К творчеству Лермонтова Василий Верещагин обратился только однажды — двадцатилетним молодым человеком, еще будучи учеником Академии художеств. В 1863 году он создал иллюстрацию к роману "Герой нашего времени" для выходившего в Петербурге журнала-альбома "Северное сияние", печатавшего исторические и литературные статьи, а также гравюры, выполненные лейпцигской фирмой Ф. А. Брокгауза с картин и рисунков русских художников.

Рисунок "Княжна Мери на прогулке" воспроизводит сцену из центральной части лермонтовского романа, когда Печорин и Грушницкий, встретившись у Елисаветинского источника, каждый по-своему пытаются привлечь внимание хорошенькой московской княжны. "В эту минуту прошли к колодцу мимо нас две дамы: одна пожилая, другая молоденькая, стройная, — заносит в свой дневник Печорин. — Их лиц за шляпками я не разглядел, но они одеты были по строгим правилам лучшего вкуса..."

К тому времени Верещагин еще не успел побывать на Кавказе, с Пятигорском знаком не был, а потому и вид галереи возле источника и гористый пейзаж, на фоне которого происходит действие, носят условный характер. Но внутренний смысл, нерв этой сценки передан выразительно и точно. Фигуры персонажей размещены так, что подчеркивают динамику этого ключевого эпизода, по существу — завязки повести. Именно на этом рисунке молодого художника лермонтовские герои впервые нашли воплощение в изобразительном искусстве. Опубликованный вне текста повести, он потом часто включался в издания "Героя..." в качестве прекрасной иллюстрации. Едва ли Верещагин тогда подозревал, что вскоре и сам побывает на месте изображенных им событий и сможет убедиться, насколько точна и проницательна была его фантазия. Впоследствии он довольно подробно описал в своих путевых мемуарах и упомянутую площадку и другие достопримечательности Пятигорска, знакомые всем по лермонтовскому роману, — Эолову арфу и Провал.

Для "Северного сияния" художник выполнил и рисунок к "Демону" Лермонтова — "Ангел, несущий душу Тамары, встречается с Демоном", но судьба его неизвестна: он не был опубликован и, видимо, не сохранился.

В творческой биографии Верещагина можно найти точки соприкосновения с Лермонтовым и в дальнейшем. Летом 1863 года он впервые совершил путешествие на Кавказ, во многом повторив маршруты поэта. В справке, выданной художнику 4 июля 1863 года, значилось, что "что ученик императорской Академии художеств Василий Васильевич Верещагин отправляется в отпуск для художественных занятий на юг (на Кавказ) на неопределенное время до окончания занятий. На выдачу свидетельства на проезд туда и обратно препятствий не имеется..."1

Решение о поездке было принято, вероятно, под влиянием художника Льва Феликсовича Лагорио, который был прикомандирован к свите наместника на Кавказе и с которым молодой Верещагин познакомился в Петербурге. Талантливый живописец, доброжелательный и отзывчивый человек, он увлекательно рассказывал о сражениях, о неповторимой природе горного края, вдохновившего его на создание многих полотен. (Ряд прекрасных кавказских работ Л. Ф. Лагорио хранится в собрании Государственного музея-заповедника М. Ю. Лермонтова в Пятигорске).

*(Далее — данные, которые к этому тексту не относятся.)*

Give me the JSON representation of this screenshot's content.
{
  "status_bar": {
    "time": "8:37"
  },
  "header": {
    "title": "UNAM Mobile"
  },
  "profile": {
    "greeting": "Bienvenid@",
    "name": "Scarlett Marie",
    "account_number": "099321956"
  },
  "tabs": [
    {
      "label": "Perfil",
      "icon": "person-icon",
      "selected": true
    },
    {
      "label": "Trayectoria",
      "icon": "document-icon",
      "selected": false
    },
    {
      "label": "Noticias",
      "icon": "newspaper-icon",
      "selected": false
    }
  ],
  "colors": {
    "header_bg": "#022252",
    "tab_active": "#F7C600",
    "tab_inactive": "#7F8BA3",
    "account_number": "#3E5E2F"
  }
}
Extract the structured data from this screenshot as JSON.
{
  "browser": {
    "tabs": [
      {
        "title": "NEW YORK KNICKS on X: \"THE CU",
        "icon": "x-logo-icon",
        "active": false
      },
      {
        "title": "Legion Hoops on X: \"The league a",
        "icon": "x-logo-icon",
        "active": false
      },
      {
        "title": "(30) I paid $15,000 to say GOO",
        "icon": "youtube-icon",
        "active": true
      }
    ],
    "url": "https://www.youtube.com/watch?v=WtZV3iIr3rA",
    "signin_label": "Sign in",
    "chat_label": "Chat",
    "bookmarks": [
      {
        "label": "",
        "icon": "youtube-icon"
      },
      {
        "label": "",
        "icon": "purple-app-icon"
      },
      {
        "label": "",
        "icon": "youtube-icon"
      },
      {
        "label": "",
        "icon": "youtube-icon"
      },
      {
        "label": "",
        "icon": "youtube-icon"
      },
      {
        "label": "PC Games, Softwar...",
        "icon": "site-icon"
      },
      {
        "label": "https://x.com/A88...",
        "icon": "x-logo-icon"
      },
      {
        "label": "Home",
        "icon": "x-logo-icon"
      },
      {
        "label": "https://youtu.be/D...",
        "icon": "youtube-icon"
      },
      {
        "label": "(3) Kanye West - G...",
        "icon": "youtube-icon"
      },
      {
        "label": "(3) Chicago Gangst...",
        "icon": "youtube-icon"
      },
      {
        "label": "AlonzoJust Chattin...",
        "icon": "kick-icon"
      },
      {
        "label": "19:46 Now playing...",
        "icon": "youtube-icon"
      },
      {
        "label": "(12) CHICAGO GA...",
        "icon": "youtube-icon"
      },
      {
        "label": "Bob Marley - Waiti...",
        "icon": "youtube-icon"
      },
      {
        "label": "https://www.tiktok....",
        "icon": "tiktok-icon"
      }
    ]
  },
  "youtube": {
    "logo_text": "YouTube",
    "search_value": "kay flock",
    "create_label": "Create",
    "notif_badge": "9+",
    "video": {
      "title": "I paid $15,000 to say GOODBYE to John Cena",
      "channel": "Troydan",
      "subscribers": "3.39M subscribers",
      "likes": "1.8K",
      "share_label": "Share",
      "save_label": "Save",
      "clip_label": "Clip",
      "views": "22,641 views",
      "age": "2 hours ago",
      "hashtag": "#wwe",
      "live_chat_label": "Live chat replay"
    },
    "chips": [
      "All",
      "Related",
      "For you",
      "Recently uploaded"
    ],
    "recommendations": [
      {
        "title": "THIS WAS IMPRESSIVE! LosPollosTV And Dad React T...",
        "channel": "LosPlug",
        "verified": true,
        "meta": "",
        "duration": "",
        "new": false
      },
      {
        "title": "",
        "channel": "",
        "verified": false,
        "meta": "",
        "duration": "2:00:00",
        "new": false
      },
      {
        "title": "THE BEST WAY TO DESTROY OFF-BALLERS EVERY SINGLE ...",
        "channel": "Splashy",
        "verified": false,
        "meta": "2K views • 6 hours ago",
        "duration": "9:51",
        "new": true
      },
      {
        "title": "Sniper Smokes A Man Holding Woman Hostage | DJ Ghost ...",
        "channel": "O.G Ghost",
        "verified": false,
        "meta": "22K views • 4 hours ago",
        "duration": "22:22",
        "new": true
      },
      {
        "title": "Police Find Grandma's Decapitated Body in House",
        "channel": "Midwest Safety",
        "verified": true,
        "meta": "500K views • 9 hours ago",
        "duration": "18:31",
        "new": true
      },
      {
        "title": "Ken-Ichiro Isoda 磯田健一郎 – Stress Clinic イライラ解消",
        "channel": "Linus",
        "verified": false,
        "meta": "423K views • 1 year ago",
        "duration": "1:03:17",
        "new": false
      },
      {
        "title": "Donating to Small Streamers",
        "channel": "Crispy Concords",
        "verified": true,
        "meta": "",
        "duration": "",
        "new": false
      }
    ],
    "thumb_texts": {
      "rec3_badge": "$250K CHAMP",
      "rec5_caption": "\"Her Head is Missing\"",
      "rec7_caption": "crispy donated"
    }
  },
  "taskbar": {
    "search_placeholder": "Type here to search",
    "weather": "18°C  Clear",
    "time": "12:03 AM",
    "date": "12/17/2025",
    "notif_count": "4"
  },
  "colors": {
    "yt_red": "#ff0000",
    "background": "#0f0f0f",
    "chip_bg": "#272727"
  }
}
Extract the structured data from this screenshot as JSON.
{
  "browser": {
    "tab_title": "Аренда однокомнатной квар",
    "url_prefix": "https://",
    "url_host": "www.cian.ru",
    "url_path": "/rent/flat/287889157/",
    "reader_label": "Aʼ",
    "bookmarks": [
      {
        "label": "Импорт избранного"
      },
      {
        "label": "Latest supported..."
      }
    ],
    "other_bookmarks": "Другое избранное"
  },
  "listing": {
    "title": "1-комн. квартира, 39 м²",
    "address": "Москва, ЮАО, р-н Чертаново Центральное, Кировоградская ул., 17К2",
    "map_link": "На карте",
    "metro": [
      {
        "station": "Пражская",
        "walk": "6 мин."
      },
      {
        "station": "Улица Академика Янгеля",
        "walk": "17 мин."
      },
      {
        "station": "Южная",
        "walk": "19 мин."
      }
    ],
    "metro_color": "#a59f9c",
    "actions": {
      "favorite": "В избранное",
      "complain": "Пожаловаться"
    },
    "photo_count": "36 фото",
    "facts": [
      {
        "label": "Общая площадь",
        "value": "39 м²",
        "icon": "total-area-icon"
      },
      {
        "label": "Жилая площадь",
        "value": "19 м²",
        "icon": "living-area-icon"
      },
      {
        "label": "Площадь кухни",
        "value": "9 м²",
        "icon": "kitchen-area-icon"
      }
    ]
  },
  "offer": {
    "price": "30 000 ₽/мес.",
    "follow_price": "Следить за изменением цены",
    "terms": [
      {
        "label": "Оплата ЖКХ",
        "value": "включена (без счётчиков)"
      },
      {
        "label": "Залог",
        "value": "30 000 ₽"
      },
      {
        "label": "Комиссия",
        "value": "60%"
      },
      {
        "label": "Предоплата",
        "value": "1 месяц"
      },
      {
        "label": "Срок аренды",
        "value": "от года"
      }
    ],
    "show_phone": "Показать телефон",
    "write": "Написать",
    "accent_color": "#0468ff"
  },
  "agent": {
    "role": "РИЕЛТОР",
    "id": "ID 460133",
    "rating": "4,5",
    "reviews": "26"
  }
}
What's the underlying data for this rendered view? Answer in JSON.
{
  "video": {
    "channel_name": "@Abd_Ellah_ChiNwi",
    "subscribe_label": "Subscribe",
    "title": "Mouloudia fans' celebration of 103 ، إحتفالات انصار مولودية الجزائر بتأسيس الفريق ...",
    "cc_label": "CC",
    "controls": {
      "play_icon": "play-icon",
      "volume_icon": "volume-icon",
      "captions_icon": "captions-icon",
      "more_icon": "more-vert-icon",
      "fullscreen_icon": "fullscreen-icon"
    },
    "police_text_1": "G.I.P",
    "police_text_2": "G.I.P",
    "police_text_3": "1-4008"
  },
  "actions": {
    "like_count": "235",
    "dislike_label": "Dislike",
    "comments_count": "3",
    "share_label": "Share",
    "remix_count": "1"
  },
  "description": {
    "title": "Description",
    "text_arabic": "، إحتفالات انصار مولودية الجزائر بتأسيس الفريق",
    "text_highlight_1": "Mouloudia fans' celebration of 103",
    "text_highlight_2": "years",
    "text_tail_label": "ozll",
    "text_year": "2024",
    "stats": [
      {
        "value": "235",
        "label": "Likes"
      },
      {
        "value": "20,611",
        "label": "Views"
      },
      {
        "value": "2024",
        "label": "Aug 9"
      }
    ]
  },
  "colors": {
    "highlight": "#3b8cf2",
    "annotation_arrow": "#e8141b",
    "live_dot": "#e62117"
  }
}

Путь Верещагина лежал через Ставрополь, Георгиевск, Пятигорск и Владикавказ, а далее — по Военно-Грузинской дороге в Тифлис и был хорошо знаком в прежние годы и Пушкину и Лермонтову; последний не только описал свои странствия в романе, но и "снял на скорую руку виды всех примечательных мест, которые посещал". Стоит упомянуть названия некоторых из рисунков Верещагина этого времени, чтобы увидеть, как его впечатления во многом повторяют автора "Героя"... "Лезгинка", "Скачки на Кавказе", "Ананури", "Остатки замка царицы Тамары в ущелье Дарьяла". Ряд рисунков посвящен видам Пятигорска (Ермоловские ванны, Елизаветинская галерея), о котором художник писал и в своих мемуарах "Путешествие по Закавказью": "При выезде из Георгиевска дорога разделяется на две ветки. Одна из них ведет в Пятигорск, Кисловодск и другие места, известные в летописях медицины своими целительными железными и серными ключами.

Проехав этим путем некоторое пространство, открывается перед вами восхитительная панорама. Непрерывная цепь постепенно повышающихся гор образует разнообразные и поразительные виды. Направо в теряющейся дали гордо подымается вечноснежная вершина Эльборуса. Налево виднеются полузакрытые тучами вершины Казбека. Прямо против меня стоят три отдельные горы. Одна из них, Машук всей своей массой возвышается над Пятигорском.

Город с горою описаны были Лермонтовым. Он избрал их местом действия своих героев и героинь.

Город не представляет ничего особенно интересного и выдающегося, — но, чтобы меня не заподозрили в лености, я постараюсь описать общий его вид.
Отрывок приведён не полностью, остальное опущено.